A country with low fertility implements a tax credit for each child, aiming to raise births. In the first 2 years, births increase modestly, but analysts note the increase is concentrated among couples who already planned to have children soon. The demographic concept under review is tempo effects on fertility (changes in timing of births). Based on the policy impact described, what interpretation is most likely?

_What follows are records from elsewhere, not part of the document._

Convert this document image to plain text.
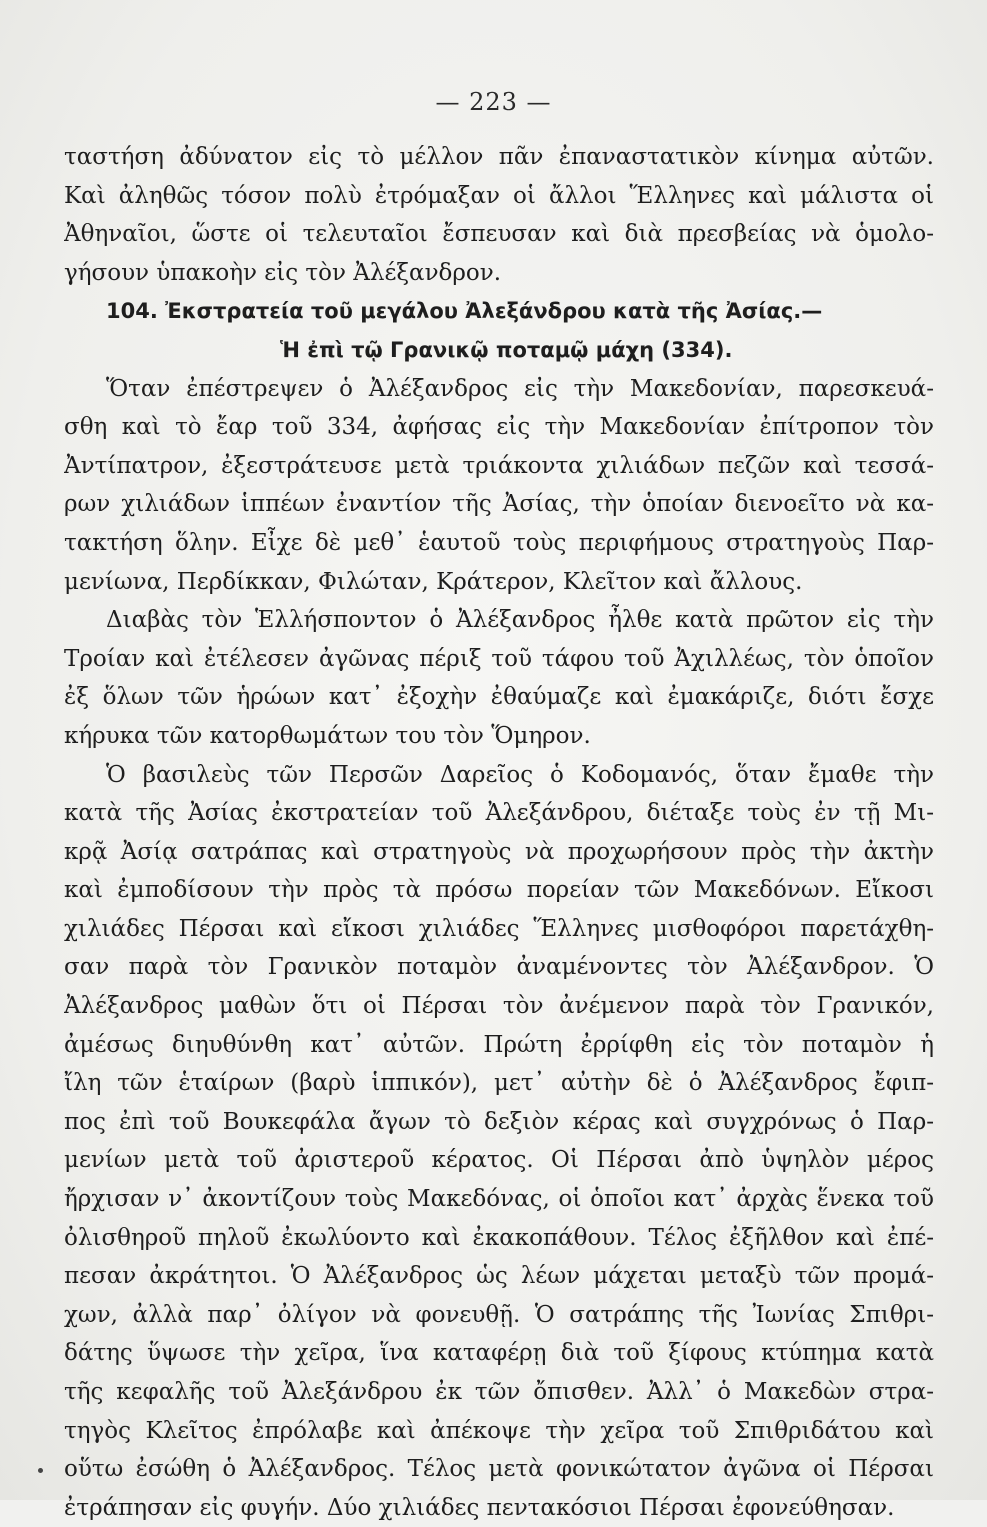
— 223 —
ταστήση ἀδύνατον εἰς τὸ μέλλον πᾶν ἐπαναστατικὸν κίνημα αὐτῶν.
Καὶ ἀληθῶς τόσον πολὺ ἐτρόμαξαν οἱ ἄλλοι Ἕλληνες καὶ μάλιστα οἱ
Ἀθηναῖοι, ὥστε οἱ τελευταῖοι ἔσπευσαν καὶ διὰ πρεσβείας νὰ ὁμολο-
γήσουν ὑπακοὴν εἰς τὸν Ἀλέξανδρον.
104. Ἐκστρατεία τοῦ μεγάλου Ἀλεξάνδρου κατὰ τῆς Ἀσίας.—
Ἡ ἐπὶ τῷ Γρανικῷ ποταμῷ μάχη (334).
Ὅταν ἐπέστρεψεν ὁ Ἀλέξανδρος εἰς τὴν Μακεδονίαν, παρεσκευά-
σθη καὶ τὸ ἔαρ τοῦ 334, ἀφήσας εἰς τὴν Μακεδονίαν ἐπίτροπον τὸν
Ἀντίπατρον, ἐξεστράτευσε μετὰ τριάκοντα χιλιάδων πεζῶν καὶ τεσσά-
ρων χιλιάδων ἱππέων ἐναντίον τῆς Ἀσίας, τὴν ὁποίαν διενοεῖτο νὰ κα-
τακτήση ὅλην. Εἶχε δὲ μεθ᾽ ἑαυτοῦ τοὺς περιφήμους στρατηγοὺς Παρ-
μενίωνα, Περδίκκαν, Φιλώταν, Κράτερον, Κλεῖτον καὶ ἄλλους.
Διαβὰς τὸν Ἑλλήσποντον ὁ Ἀλέξανδρος ἦλθε κατὰ πρῶτον εἰς τὴν
Τροίαν καὶ ἐτέλεσεν ἀγῶνας πέριξ τοῦ τάφου τοῦ Ἀχιλλέως, τὸν ὁποῖον
ἐξ ὅλων τῶν ἡρώων κατ᾽ ἐξοχὴν ἐθαύμαζε καὶ ἐμακάριζε, διότι ἔσχε
κήρυκα τῶν κατορθωμάτων του τὸν Ὅμηρον.
Ὁ βασιλεὺς τῶν Περσῶν Δαρεῖος ὁ Κοδομανός, ὅταν ἔμαθε τὴν
κατὰ τῆς Ἀσίας ἐκστρατείαν τοῦ Ἀλεξάνδρου, διέταξε τοὺς ἐν τῇ Μι-
κρᾷ Ἀσίᾳ σατράπας καὶ στρατηγοὺς νὰ προχωρήσουν πρὸς τὴν ἀκτὴν
καὶ ἐμποδίσουν τὴν πρὸς τὰ πρόσω πορείαν τῶν Μακεδόνων. Εἴκοσι
χιλιάδες Πέρσαι καὶ εἴκοσι χιλιάδες Ἕλληνες μισθοφόροι παρετάχθη-
σαν παρὰ τὸν Γρανικὸν ποταμὸν ἀναμένοντες τὸν Ἀλέξανδρον. Ὁ
Ἀλέξανδρος μαθὼν ὅτι οἱ Πέρσαι τὸν ἀνέμενον παρὰ τὸν Γρανικόν,
ἀμέσως διηυθύνθη κατ᾽ αὐτῶν. Πρώτη ἐρρίφθη εἰς τὸν ποταμὸν ἡ
ἴλη τῶν ἑταίρων (βαρὺ ἱππικόν), μετ᾽ αὐτὴν δὲ ὁ Ἀλέξανδρος ἔφιπ-
πος ἐπὶ τοῦ Βουκεφάλα ἄγων τὸ δεξιὸν κέρας καὶ συγχρόνως ὁ Παρ-
μενίων μετὰ τοῦ ἀριστεροῦ κέρατος. Οἱ Πέρσαι ἀπὸ ὑψηλὸν μέρος
ἤρχισαν ν᾽ ἀκοντίζουν τοὺς Μακεδόνας, οἱ ὁποῖοι κατ᾽ ἀρχὰς ἕνεκα τοῦ
ὀλισθηροῦ πηλοῦ ἐκωλύοντο καὶ ἐκακοπάθουν. Τέλος ἐξῆλθον καὶ ἐπέ-
πεσαν ἀκράτητοι. Ὁ Ἀλέξανδρος ὡς λέων μάχεται μεταξὺ τῶν προμά-
χων, ἀλλὰ παρ᾽ ὀλίγον νὰ φονευθῇ. Ὁ σατράπης τῆς Ἰωνίας Σπιθρι-
δάτης ὕψωσε τὴν χεῖρα, ἵνα καταφέρῃ διὰ τοῦ ξίφους κτύπημα κατὰ
τῆς κεφαλῆς τοῦ Ἀλεξάνδρου ἐκ τῶν ὄπισθεν. Ἀλλ᾽ ὁ Μακεδὼν στρα-
τηγὸς Κλεῖτος ἐπρόλαβε καὶ ἀπέκοψε τὴν χεῖρα τοῦ Σπιθριδάτου καὶ
οὕτω ἐσώθη ὁ Ἀλέξανδρος. Τέλος μετὰ φονικώτατον ἀγῶνα οἱ Πέρσαι
ἐτράπησαν εἰς φυγήν. Δύο χιλιάδες πεντακόσιοι Πέρσαι ἐφονεύθησαν.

The observed birth increase proves the policy reduced mortality, increasing the number of women of reproductive age
The observed birth increase may partly reflect earlier timing of planned births rather than a sustained rise in completed family size
The observed birth increase indicates long-term population growth is guaranteed regardless of future fertility
The observed birth increase is best explained by a simultaneous rise in emigration of young adults
Explanation
This question examines tempo effects in fertility, where timing changes impact observed birth rates without altering total fertility. Tempo effects refer to shifts in the age or timing of childbearing, which can temporarily distort annual birth statistics. In this low-fertility country, the child tax credit prompted a modest birth increase, mainly among couples accelerating planned pregnancies. Choice A is supported as this indicates a tempo shift—earlier births—rather than a true rise in family size, consistent with the concentration among soon-planning couples. Choice B distracts by linking the increase to mortality reductions, which are unrelated to the policy's fertility focus. Insightfully, pro-natal policies often yield short-term tempo boosts but require sustained support for quantum effects. Verify by noting that without family size changes, the increase is likely temporary acceleration.